Original Triton README | README in Chinese

Triton-distributed is a distributed compiler designed for computation-communication overlapping, which is based on OpenAI Triton.

Using Triton-distributed, programmers are able to develop efficient kernels comparable to highly-optimized libraries (including Distributed-GEMM and FLUX). Triton-distributed currently mainly targets Nvidia GPU and AMD GPU. It can also be ported to other hardware platforms. Feel free to contact us if you want to use Triton-distributed on your own hardware.

Getting started

Install Triton-distributed

Method 1. From source

See build from source.

Method 2. Using pip

Prepare PyTorch container

docker run --name triton-dist --ipc=host --network=host --privileged --cap-add=SYS_ADMIN --shm-size=10g --gpus=all -itd nvcr.io/nvidia/pytorch:25.04-py3 /bin/bash
docker exec -it triton-dist /bin/bash

Then, please download and fix NVSHMEM manually (as we cannot do this for you due to NVSHMEM license requirements). See prepare NVSHMEM.
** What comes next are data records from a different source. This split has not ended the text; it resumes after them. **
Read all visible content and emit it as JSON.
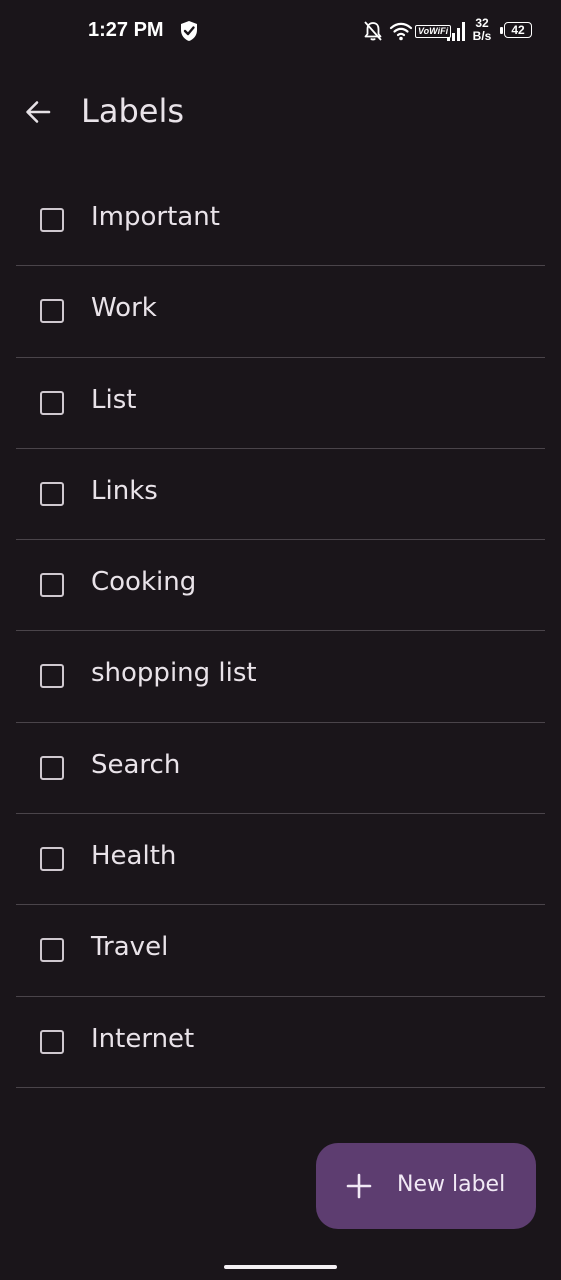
{
  "status_bar": {
    "time": "1:27 PM",
    "vowifi": "VoWiFi",
    "net_speed_value": "32",
    "net_speed_unit": "B/s",
    "battery": "42"
  },
  "header": {
    "title": "Labels"
  },
  "labels": [
    {
      "name": "Important",
      "checked": false
    },
    {
      "name": "Work",
      "checked": false
    },
    {
      "name": "List",
      "checked": false
    },
    {
      "name": "Links",
      "checked": false
    },
    {
      "name": "Cooking",
      "checked": false
    },
    {
      "name": "shopping list",
      "checked": false
    },
    {
      "name": "Search",
      "checked": false
    },
    {
      "name": "Health",
      "checked": false
    },
    {
      "name": "Travel",
      "checked": false
    },
    {
      "name": "Internet",
      "checked": false
    }
  ],
  "fab": {
    "label": "New label",
    "icon": "plus-icon"
  },
  "colors": {
    "background": "#1a151a",
    "fab_background": "#5d3d70",
    "divider": "#4a444a",
    "text": "#e9e3e9"
  }
}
After that, install clang-19

apt update
apt install clang-19 llvm-19 libclang-19-dev

Then, pip install triton-dist.

export NVSHMEM_SRC=/workspace/nvshmem
export CC=clang-19
export CXX=clang-19++
pip install "git+https://github.com/ByteDance-Seed/Triton-distributed.git#subdirectory=python" --no-build-isolation --force-reinstall

How to use Triton-distributed

Triton-distributed provides a set of easy-to use primitives to support the development of distributed compute-communication overlapping kernels. The primitives are divided into low-level primitives and high-level primitives. Currently, we have released our low-level primitives, and we plan to release high-level primitives in future.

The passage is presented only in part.